State Welfare Organization of Iran

Charitable social work agency overview
- Annual budget: 13000 billion toman

= State Welfare Organization of Iran =

The State Welfare Organization of Iran, also known as the Behzisti Organization, is a working organization under the Ministry of Cooperatives, Labour, and Social Welfare. Established after the 1979 revolution, the organization mainly works towards the betterment, rehabilitation, and improvement of the lives of disabled people, people in need of care, and orphaned children. It supervises and runs special needs education, addiction treatments (except article 16 centers) and offers suicide awareness events.

==National counseling telephone hotline callcenter==
1480 telephone number offers educational and schoolkid, psychological, addiction rehabilitation, marriage ,stress and fear, children and family counseling. It receives around two millio calls a year.

== History ==
Until 2003, formerly it was under the Iranian Ministry of Health and Medical Education.

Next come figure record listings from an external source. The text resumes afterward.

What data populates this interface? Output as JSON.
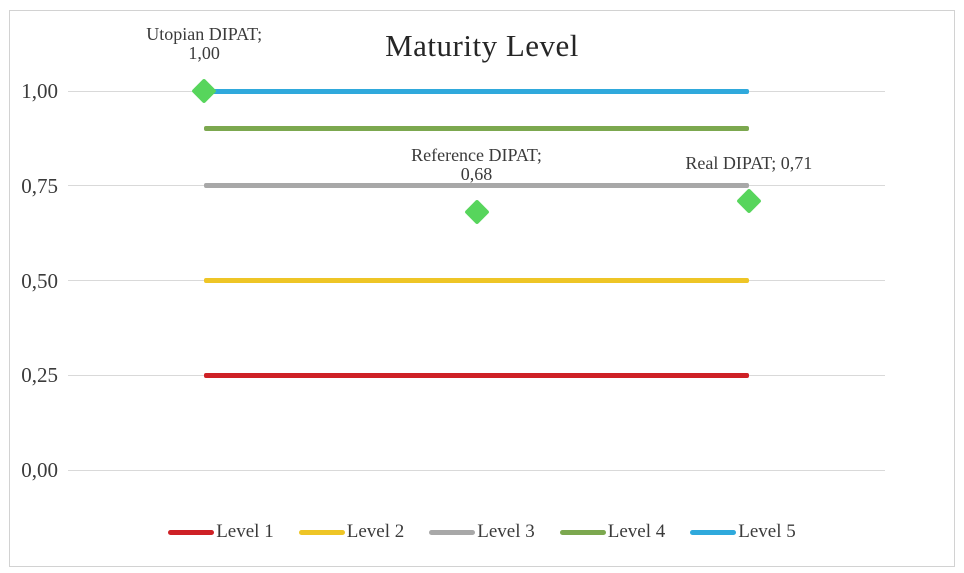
{
  "chart_data": {
    "type": "line",
    "title": "Maturity Level",
    "x_categories": [
      "",
      "",
      ""
    ],
    "xlabel": "",
    "ylabel": "",
    "ylim": [
      0,
      1
    ],
    "yticks": [
      "1,00",
      "0,75",
      "0,50",
      "0,25",
      "0,00"
    ],
    "ytick_values": [
      1.0,
      0.75,
      0.5,
      0.25,
      0.0
    ],
    "grid": true,
    "legend_position": "bottom",
    "series": [
      {
        "name": "Level 1",
        "values": [
          0.25,
          0.25,
          0.25
        ],
        "color": "#ce2126"
      },
      {
        "name": "Level 2",
        "values": [
          0.5,
          0.5,
          0.5
        ],
        "color": "#eec526"
      },
      {
        "name": "Level 3",
        "values": [
          0.75,
          0.75,
          0.75
        ],
        "color": "#a8a8a8"
      },
      {
        "name": "Level 4",
        "values": [
          0.9,
          0.9,
          0.9
        ],
        "color": "#7ca84f"
      },
      {
        "name": "Level 5",
        "values": [
          1.0,
          1.0,
          1.0
        ],
        "color": "#2fa9dc"
      }
    ],
    "points": [
      {
        "name": "Utopian DIPAT",
        "value": 1.0,
        "value_label": "1,00",
        "label_lines": [
          "Utopian DIPAT;",
          "1,00"
        ]
      },
      {
        "name": "Reference DIPAT",
        "value": 0.68,
        "value_label": "0,68",
        "label_lines": [
          "Reference DIPAT;",
          "0,68"
        ]
      },
      {
        "name": "Real DIPAT",
        "value": 0.71,
        "value_label": "0,71",
        "label_lines": [
          "Real DIPAT; 0,71"
        ]
      }
    ],
    "marker": {
      "shape": "diamond",
      "color": "#57d55c"
    }
  },
  "colors": {
    "gridline": "#d9d9d9",
    "frame_border": "#d2d2d2",
    "text": "#3b3b3b",
    "title_text": "#262626",
    "background": "#ffffff"
  }
}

Since 2021, people covered by the organization are exempt from energy bills.

Since 2022, the organization began developing housing projects.

In 2021–2023, Iranian Etemad reported child physical torture in a Behzisti center; two administrators were subsequently arrested. Sharq reported the cover-up of deaths of disabled people in agency centers.

==Programs==
In "peace" program people put requests for counseling experts to be sent to at places/family or friends gatherings.

Seven and a half million people use the organization's programs.

The organization keeps a database of old people and retirement homes.

This organization operates a social work national emergency hotline.

The organization offers monthly salary and health care insurance to the around 760,000 people in need and those having disabilities.